I have tried all sorts of options for nconvert. It always resizes to 1024x768. It does not rotate the photos with a 90 degrees orientation. Among the options I've tried are:
-resize 1024 1024 -ratio -rflag orient
-resize 1024 768 -rflag orient
-resize 1024 0 -ratio -rflag orient
It seems that the rflag orient is ignored ... or maybe I'm missing something, i understand it should switch the W/H and turn the end image into a 768x1024 but it does not.
Any ideas?
p.s. i can do it with imagemagick's convert by using -auto-orient but I wanted to use Nconvert from xnview
Re: follow orientation issue
Posted: Mon May 04, 2009 6:45 am
by xnview
Use
Code: Select all
-ratio -rflag orient -resize 1024 1024
Re: follow orientation issue
Posted: Mon May 04, 2009 11:30 am
by mastabog
xnview wrote:Use
Code: Select all
-ratio -rflag orient -resize 1024 1024
Does the ordering of the command line parameters matter?

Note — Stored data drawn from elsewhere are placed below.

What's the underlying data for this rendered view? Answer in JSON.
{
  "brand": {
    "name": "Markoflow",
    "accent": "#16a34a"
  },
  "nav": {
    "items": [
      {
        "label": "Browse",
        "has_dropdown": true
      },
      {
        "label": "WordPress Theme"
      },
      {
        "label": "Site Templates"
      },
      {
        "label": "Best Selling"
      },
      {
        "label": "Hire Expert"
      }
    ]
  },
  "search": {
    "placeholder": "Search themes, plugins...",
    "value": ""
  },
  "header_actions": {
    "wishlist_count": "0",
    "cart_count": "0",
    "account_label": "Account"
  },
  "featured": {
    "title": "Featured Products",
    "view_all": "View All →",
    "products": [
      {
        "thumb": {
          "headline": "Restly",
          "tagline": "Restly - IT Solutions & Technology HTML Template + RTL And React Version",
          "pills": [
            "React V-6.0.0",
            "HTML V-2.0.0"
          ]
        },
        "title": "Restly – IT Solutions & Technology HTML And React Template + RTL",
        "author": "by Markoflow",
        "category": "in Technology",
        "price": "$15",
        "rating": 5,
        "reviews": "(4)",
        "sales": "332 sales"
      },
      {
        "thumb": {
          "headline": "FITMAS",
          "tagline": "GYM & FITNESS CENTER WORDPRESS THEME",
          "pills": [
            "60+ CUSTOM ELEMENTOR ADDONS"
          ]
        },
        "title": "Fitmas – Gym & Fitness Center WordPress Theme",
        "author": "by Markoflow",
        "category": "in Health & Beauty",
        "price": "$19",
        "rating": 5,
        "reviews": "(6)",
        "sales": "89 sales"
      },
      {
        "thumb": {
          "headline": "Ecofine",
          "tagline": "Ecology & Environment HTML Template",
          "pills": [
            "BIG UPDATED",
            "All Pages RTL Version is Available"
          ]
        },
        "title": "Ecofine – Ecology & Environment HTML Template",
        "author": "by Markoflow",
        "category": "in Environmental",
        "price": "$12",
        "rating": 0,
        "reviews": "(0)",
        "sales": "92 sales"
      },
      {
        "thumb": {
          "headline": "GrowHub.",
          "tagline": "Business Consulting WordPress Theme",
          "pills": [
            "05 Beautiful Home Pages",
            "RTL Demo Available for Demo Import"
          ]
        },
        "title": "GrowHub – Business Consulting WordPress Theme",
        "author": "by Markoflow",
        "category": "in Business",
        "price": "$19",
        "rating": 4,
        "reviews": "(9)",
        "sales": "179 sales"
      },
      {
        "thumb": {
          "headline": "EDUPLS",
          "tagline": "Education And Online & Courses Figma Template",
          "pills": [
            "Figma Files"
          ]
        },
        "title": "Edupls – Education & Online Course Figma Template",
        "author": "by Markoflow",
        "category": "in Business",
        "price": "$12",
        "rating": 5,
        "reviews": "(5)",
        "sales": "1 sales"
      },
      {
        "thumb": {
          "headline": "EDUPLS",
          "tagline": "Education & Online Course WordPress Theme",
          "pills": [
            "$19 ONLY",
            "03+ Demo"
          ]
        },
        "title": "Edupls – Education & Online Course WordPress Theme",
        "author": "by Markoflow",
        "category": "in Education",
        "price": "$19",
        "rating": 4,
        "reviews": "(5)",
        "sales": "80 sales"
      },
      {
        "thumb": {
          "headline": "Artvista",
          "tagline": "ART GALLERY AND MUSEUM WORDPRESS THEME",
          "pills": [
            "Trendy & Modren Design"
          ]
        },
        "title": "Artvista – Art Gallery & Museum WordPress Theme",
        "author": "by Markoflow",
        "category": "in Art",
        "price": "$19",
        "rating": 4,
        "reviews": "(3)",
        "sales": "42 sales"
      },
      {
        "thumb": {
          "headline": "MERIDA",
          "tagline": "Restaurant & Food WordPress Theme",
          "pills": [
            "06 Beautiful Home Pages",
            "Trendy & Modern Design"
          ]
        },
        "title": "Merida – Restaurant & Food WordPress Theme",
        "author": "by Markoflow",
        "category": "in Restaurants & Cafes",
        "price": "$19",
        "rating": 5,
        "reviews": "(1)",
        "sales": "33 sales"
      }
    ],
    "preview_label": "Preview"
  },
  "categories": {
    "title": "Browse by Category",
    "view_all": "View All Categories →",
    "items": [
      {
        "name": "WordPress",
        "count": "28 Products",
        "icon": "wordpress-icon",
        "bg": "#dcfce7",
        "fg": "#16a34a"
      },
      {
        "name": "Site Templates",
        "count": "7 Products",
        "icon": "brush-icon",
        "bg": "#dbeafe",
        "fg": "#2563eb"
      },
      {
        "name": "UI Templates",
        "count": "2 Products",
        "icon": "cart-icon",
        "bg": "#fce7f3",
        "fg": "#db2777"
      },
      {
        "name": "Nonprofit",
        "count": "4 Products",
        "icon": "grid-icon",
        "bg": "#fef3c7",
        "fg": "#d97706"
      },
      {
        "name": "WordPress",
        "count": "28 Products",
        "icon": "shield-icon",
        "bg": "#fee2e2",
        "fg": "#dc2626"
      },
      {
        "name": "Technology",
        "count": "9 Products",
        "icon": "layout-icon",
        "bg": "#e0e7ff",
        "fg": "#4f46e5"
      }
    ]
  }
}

If not then I already tried it, see my message above:
mastabog wrote:Among the options I've tried are:
-resize 1024 1024 -ratio -rflag orient
Re: follow orientation issue
Posted: Tue May 05, 2009 7:09 am
by xnview
mastabog wrote:xnview wrote:Use
Code: Select all
-ratio -rflag orient -resize 1024 1024
Does the ordering of the command line parameters matter?
Yes for -resize
Re: follow orientation issue
Posted: Sun Oct 24, 2010 4:51 pm
by szucsati
Hi,
I have a similar problem. My photos are landscape, portrait, or wide. I'd like to resize them in batch.
Let's say these dimensions:
Landscape: 1280 x 960, 1024 x 768, 800 x 600 = resize to = >
320 x 240
Portrait: 960 x 1280 = resize to = >
240 x 320
Wide: 1280 x 720 = resize to = >
320 x 180
If I use batch processing in XnView and select "Keep ratio" & "Follow orientation" it works perfectly. But can't get NConvert to do it, no matter what the parameter order is. Here's my batch file:
Code: Select all
nconvert -out jpeg -opthuff -subsampling 2 -dct 2 -q 98 -rtype lanczos -ratio -rflag orient -resize 1824 1368 -keep_icc -clean 1 -clean 4 -clean 16 -overwrite -quiet *.tif
This makes portrait photos 240 x 180 instead of 320 x 240.
What am I doing wrong?
Attila
Re: follow orientation issue
Posted: Thu Mar 03, 2011 10:03 am
by xnview
Re: follow orientation issue
Posted: Sat Apr 21, 2012 2:58 pm
by u0206397
Hi this might have come a little late but I found something while facing and researching the same problem i.e. the output images were not auto-oriented or rotated while the input images though not oriented correctly as image files have the correct EXIF data embedded inside. The workaround that works for me requires 2 steps: step 1 rotates the source image, followed by step 2 which does the resizing based on the existing orientation (landscape/portrait).
Step 1:
Code: Select all
nconvert -jpegtrans exif -out jpeg -o output.jpg input.jpg
The
-jpegtrans exif seems to be applied silently or implicitly when the batch processing is done via the XnView or XnConvert GUI, but not so in NConvert command line.
While running, for those input images that need to be oriented or rotated, NConvert will report:
Code: Select all
Lossless transformation of input.jpg : OK
This may alarm the user as if the original input image is being rotated and modified but I have checked and the input image remains unchanged, while the intermediate output file is rotated correctly. Seems to me the transformation took place in memory and get written out correctly, while leaving the original input image file intact. Just my observation so far but I might be wrong,
so try this out yourself using a copy and don't blame me if you get your input files overwritten!
Step 2:
Code: Select all
nconvert -ratio -rflag orient -resize 640 480 -overwrite output.jpg
Note: The output.jpg from step 1 is an intermediate working copy that is eventually overwritten by the resized version of itself.
Hope this helps or provide some clue to others with the same problem. Btw, I experimented with combining both the JPEG transformation and resizing in one command by specifying all the switches but failed. NConvert seems to happily transform but ignore the resizing, so I had to keep them separated into 2 commands for now.